“I don’t know what to expect out of life,” a philosophical older queen declares to the 17-year-old main protagonist of Julián Hernández’s A Thousand Clouds of Peace.
He then asks, “Do you?” making it clear the question is more than just rhetorical, if hopeless. Most of the questions put to young Gerardo throughout the film remain unanswered.
A short scene, an aside, really; but a question that the film itself asks repeatedly, in cinematic ways, through a consistent use of selective focus and long tracking shots and dollies, and through narrative strategies, elliptical story-telling and editing that reveals key-character details long after the characters were introduced, or answers only provisionally what plotlines the film initiates.
The answers seem to be: Expect to be surprised, to be disappointed. Expect not to see the present very clearly, or to understand the motivations of those you love, but especially your own. More than anything, though, expect your own self-pity to be the reason why you can’t connect with anyone, except for the one, solitary trick you’ve obsessed about for weeks.
Your own tolerance for self-pity, in large part, might determine whether or not you sympathize with Gerardo, a stubbornly romantic, young gay Mexican guy obsessed with a lover named Bruno who loves him, too, maybe, but can’t seem to do the minimum required to maintain a relationship: Show up for sex.

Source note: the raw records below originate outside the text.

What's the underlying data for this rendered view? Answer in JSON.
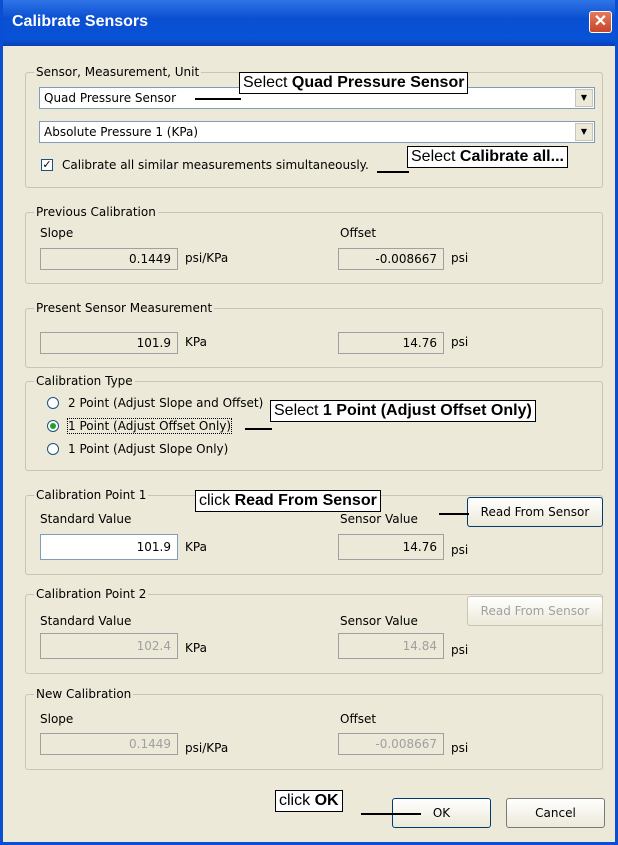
{
  "window": {
    "title": "Calibrate Sensors",
    "close_label": "✕"
  },
  "sensor_group": {
    "legend": "Sensor, Measurement, Unit",
    "sensor_value": "Quad Pressure Sensor",
    "measurement_value": "Absolute Pressure 1 (KPa)",
    "calibrate_all_label": "Calibrate all similar measurements simultaneously.",
    "calibrate_all_checked": true
  },
  "previous_calibration": {
    "legend": "Previous Calibration",
    "slope_label": "Slope",
    "slope_value": "0.1449",
    "slope_unit": "psi/KPa",
    "offset_label": "Offset",
    "offset_value": "-0.008667",
    "offset_unit": "psi"
  },
  "present_measurement": {
    "legend": "Present Sensor Measurement",
    "value1": "101.9",
    "unit1": "KPa",
    "value2": "14.76",
    "unit2": "psi"
  },
  "calibration_type": {
    "legend": "Calibration Type",
    "options": [
      "2 Point (Adjust Slope and Offset)",
      "1 Point (Adjust Offset Only)",
      "1 Point (Adjust Slope Only)"
    ],
    "selected": "1 Point (Adjust Offset Only)"
  },
  "point1": {
    "legend": "Calibration Point 1",
    "standard_label": "Standard Value",
    "standard_value": "101.9",
    "standard_unit": "KPa",
    "sensor_label": "Sensor Value",
    "sensor_value": "14.76",
    "sensor_unit": "psi",
    "read_button": "Read From Sensor"
  },
  "point2": {
    "legend": "Calibration Point 2",
    "standard_label": "Standard Value",
    "standard_value": "102.4",
    "standard_unit": "KPa",
    "sensor_label": "Sensor Value",
    "sensor_value": "14.84",
    "sensor_unit": "psi",
    "read_button": "Read From Sensor"
  },
  "new_calibration": {
    "legend": "New Calibration",
    "slope_label": "Slope",
    "slope_value": "0.1449",
    "slope_unit": "psi/KPa",
    "offset_label": "Offset",
    "offset_value": "-0.008667",
    "offset_unit": "psi"
  },
  "buttons": {
    "ok": "OK",
    "cancel": "Cancel"
  },
  "callouts": {
    "sensor": {
      "prefix": "Select ",
      "bold": "Quad Pressure Sensor"
    },
    "calibrate_all": {
      "prefix": "Select ",
      "bold": "Calibrate all..."
    },
    "one_point": {
      "prefix": "Select ",
      "bold": "1 Point (Adjust Offset Only)"
    },
    "read_sensor": {
      "prefix": "click ",
      "bold": "Read From Sensor"
    },
    "ok": {
      "prefix": "click ",
      "bold": "OK"
    }
  },
  "icons": {
    "dropdown": "chevron-down-icon",
    "close": "close-icon",
    "check": "checkmark-icon"
  }
}
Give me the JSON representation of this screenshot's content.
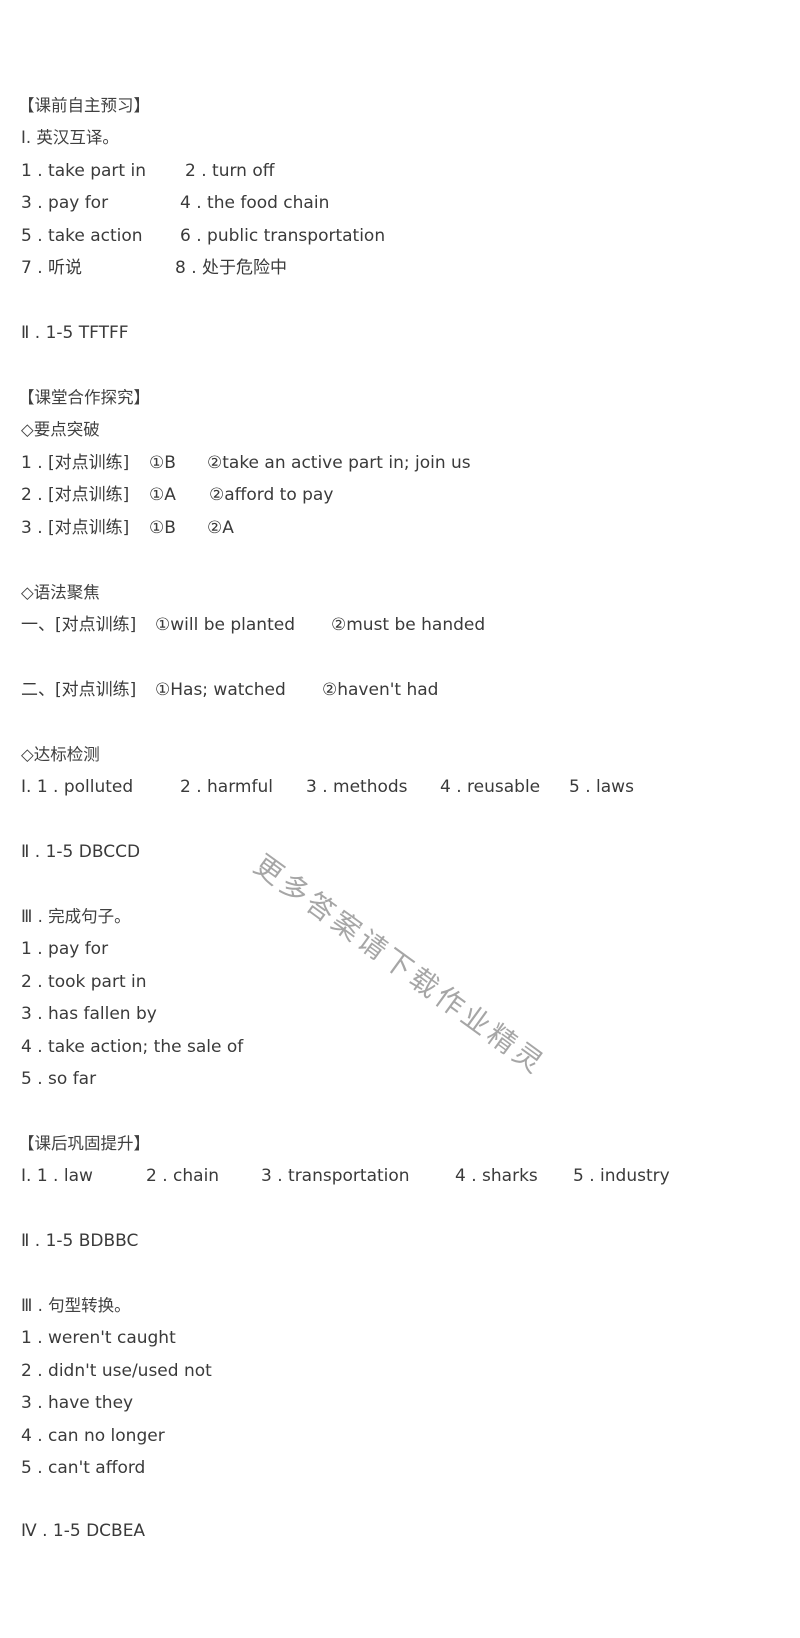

Here is Geraldo, waiting and waiting on Bruno at their agreed-upon spot. Somehow director Hernandez makes resonant even this non-descript overpass, spanning an average Mexico-City highway The film presents this as one long tracking shot that covers several days, with Gerardo appearing in different clothes, different positions, different spots, all with his looking off camera-left, and holding the same LP he’d purchased earlier in the week to play for his lover.
The purchase of the LP itself is a small, delicate wonder, as Gerardo tries to sing the tune he remembers hearing at the restaurant during his and Bruno’s first date, an old tune which might mean more to me if I knew what it was or its historical or cultural context. Gerardo’s earnestness fails to charm the woman running the used record shop — really just a bunch of crates set up on the sidewalk — and she pretends to know which song he’s talking about. It’s only when the proprietor herself comes, listens and laughs to Gerardo’s halting rendition that they find the record he’s looking for; and then the woman sings the song, out there on the street. They laugh and enjoy the sentimentality together.
Hernández periodically introduces peripheral female characters and allows the film to veer off into their perspectives, featuring voice-overs and a short, biographical sequence. In each case, the woman’s knowing fatalism empathizes with Gerardo’s ersatz emotional tragedies, both humoring him and criticizing him. Melodrama does that, if you understand it right.
The director’s humor and the cinematographer’s endless invention more than mitigates the self-pity, however – it gives it context, weight, mystery even: An aria plays entirely over a gay-bashing scene, deftly editing together a series of beautifully composed stills and cutting away as someone in the frame moves.
At times, this film reminded me of the Gus Van Sant of My Own Private Idaho and Mala Noche, with its restless experimentation, and its optimism in believing that its audiences would find pathos, unrequited desire, and yes, pretension as funny and as beautiful as he does.
The film’s final two sequences mystified me a bit. The second-to-last scene shows a religious conversion of some sort, on that same godsdamn overpass; then a collapse. The coda, perhaps better understood as a requiem, takes place, more than likely or maybe not, entirely in the ecstatically-energized mind of Gerardo: The bodies and, metaphorically, the souls of the two lovers unite via a series of lovely, erotic dissolves. I couldn’t understand the mumbled Spanish, except for, “Lover, I have waited for you for so long,” and the subtitles seemed a bit confused.
Still, I didn’t capture any screenshots; each poetic shot captured me.